InstagramがPhotoshop加工画像を非表示対応も、デジタルアートに“フェイク”判定の飛び火

インスタ“フォトショ対策”がアートに飛び火

 Instagramが、画像編集ソフト・Photoshopで加工した写真に、たとえそれがアート作品であっても「False Information」(虚偽情報)のフラグを付け、フィードから隠している事例があることが分かった。

 『TheNextWeb』は「Photoshopの加工画像を非表示にするInstagramの決定は、アートに対する不利益だ」という見出しで、この問題を報じている(参考:https://thenextweb.com/dd/2020/01/15/instagram-hides-photoshopped-posts-art/)。米国サンフランシスコの写真家トビー・ハリマンは、「False Information」のフラグが付けられた投稿を突然見つけ、警告表示をクリックすると、それは単に虹色の丘の上に男が立っている写真だった。

 Instagramの広報担当者は、誤った情報の拡散を減らす手段として、画像照合技術を使用していると語っているものの、このシステムが誤った判定を下した可能性は高い。

 広報担当者は、ファクトチェッカーが最初の警告を評価し直し、評価を変更したと説明。その結果、警告表示はなくなったが、あくまで個別の事例についての見直しであり、根本的な問題の解決にはほど遠い状況だ。

政治絡みのフェイクニュース対策が裏目に

 Instagramを所有するFacebookは、2016年の米国大統領選で、フェイクニュースの拡散に大きな役割を果たしたとして非難された。また、ディープフェイクといった差し迫った危機への対策について度々、問いかけられている。

 アート目的の投稿を排除してしまうというリスクを取っても、Photoshopで加工したコンテンツを非表示にするという決定は、この脅威に先んじる対抗策だと思われる。

 『The Verge』は、 Facebookが昨年5月、ナンシー・ペロシ米下院議長の歪曲された動画の削除を拒否し、その動画がフェイクだというラベルを追加することを選択したことに言及。 そのため、Facebookのマーク・ザッカーバーグCEOのディープフェイク動画も削除されずに出回っている(参考:https://www.theverge.com/2020/1/15/21067207/instagram-false-information-warning-facebook-misinformation-digital-art)。
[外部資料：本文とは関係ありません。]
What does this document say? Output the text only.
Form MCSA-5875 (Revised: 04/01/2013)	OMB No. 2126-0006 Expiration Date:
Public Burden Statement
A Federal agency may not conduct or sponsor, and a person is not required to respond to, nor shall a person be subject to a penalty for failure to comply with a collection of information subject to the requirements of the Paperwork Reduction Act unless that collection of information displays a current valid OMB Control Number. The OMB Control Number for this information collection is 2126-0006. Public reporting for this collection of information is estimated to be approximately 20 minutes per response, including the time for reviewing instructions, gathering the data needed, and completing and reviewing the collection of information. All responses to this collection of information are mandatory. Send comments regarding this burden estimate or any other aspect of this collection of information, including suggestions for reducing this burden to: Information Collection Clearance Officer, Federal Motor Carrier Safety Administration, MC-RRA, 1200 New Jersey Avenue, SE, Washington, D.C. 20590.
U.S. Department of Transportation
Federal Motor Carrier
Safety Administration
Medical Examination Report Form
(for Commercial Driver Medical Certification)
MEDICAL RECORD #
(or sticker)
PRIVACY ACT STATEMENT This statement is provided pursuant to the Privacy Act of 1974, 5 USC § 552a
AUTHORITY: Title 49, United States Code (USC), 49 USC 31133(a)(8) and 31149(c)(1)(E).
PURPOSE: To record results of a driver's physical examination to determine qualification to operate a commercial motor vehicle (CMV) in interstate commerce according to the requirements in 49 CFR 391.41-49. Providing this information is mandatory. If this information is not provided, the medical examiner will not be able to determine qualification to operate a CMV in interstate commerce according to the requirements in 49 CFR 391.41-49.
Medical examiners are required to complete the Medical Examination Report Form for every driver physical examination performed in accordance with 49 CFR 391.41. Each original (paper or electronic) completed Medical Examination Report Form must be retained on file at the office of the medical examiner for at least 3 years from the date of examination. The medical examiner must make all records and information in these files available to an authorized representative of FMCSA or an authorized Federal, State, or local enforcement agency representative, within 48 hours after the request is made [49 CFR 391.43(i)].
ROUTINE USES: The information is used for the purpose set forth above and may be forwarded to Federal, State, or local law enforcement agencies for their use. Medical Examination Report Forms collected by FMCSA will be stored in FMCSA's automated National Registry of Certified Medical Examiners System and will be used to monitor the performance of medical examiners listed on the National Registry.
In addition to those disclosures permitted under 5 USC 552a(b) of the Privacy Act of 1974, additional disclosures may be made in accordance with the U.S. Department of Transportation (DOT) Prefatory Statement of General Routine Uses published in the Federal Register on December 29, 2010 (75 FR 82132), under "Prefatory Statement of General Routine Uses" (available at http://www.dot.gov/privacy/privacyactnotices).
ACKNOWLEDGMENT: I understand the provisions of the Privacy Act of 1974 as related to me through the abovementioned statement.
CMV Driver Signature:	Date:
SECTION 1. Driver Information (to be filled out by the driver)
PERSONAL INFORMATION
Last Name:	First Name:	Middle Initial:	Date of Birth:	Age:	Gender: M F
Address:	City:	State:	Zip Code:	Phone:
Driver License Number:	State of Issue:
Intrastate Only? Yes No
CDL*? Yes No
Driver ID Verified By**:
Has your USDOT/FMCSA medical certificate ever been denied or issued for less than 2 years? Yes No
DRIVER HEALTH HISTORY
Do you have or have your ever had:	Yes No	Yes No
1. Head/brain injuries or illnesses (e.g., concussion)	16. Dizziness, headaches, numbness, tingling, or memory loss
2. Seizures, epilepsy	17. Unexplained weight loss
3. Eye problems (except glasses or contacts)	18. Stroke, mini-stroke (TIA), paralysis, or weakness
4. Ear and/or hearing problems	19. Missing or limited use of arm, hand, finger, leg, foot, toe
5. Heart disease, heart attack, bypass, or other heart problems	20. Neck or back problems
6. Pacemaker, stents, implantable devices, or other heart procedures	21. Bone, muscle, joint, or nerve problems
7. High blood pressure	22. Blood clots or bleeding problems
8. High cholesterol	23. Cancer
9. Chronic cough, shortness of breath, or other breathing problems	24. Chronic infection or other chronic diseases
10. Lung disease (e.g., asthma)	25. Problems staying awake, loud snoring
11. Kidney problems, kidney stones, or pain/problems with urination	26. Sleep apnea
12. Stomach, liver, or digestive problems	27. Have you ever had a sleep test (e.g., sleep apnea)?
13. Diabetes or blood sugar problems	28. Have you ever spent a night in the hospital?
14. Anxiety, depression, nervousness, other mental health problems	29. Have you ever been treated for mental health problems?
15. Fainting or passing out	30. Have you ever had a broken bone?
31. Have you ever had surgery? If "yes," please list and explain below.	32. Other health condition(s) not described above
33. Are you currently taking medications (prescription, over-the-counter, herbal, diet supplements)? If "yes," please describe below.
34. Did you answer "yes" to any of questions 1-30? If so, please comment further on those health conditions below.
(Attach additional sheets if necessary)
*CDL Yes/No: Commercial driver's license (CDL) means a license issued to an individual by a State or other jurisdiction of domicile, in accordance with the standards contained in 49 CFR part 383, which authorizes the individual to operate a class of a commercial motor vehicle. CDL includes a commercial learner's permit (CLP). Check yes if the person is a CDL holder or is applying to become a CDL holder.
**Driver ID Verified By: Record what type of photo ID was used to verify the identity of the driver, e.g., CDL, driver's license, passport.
 FacebookとInstagramは、虚偽の可能性のある投稿を削除せずに残す判断をして、批判に直面している。Facebookは一方で、政治家の投稿はファクトチェックしないとし、新たな論争が起こっている。

Instagram、ファクトチェックプログラムを全世界に拡大

 Instagramは2019年12月16日に更新したブログで次のように述べている(参考:https://instagram-press.com/blog/2019/12/16/combatting-misinformation-on-instagram/)。

「写真やビデオの誤った情報は、業界全体で課題になっており、対処に注力しています。2019年5月に、米国で虚偽の情報の特定、確認、ラベル付けのため、サードパーティのファクトチェッカーと協業を開始しました。パートナー企業が、誤った情報を独自に評価・把握し、拡散を減らすのに役立てています。このファクトチェックプログラムをグローバルに拡大します。

サードパーティのファクトチェッカーによってコンテンツが虚偽と評価された場合、ExploreとHashtagページからコンテンツを削除し、配信を減らします。画像照合技術を使用して、該当するコンテンツを更に見つけ出します。そして何を読んで、信頼し、共有するかを人々が自分で判断できるようにラベルが付けられます」

 規制を最小限にし、判断はユーザーに任せ、その判断基準はプラットフォーム側でも提供するというのが、FacebookとInstagramのスタンスのようだ。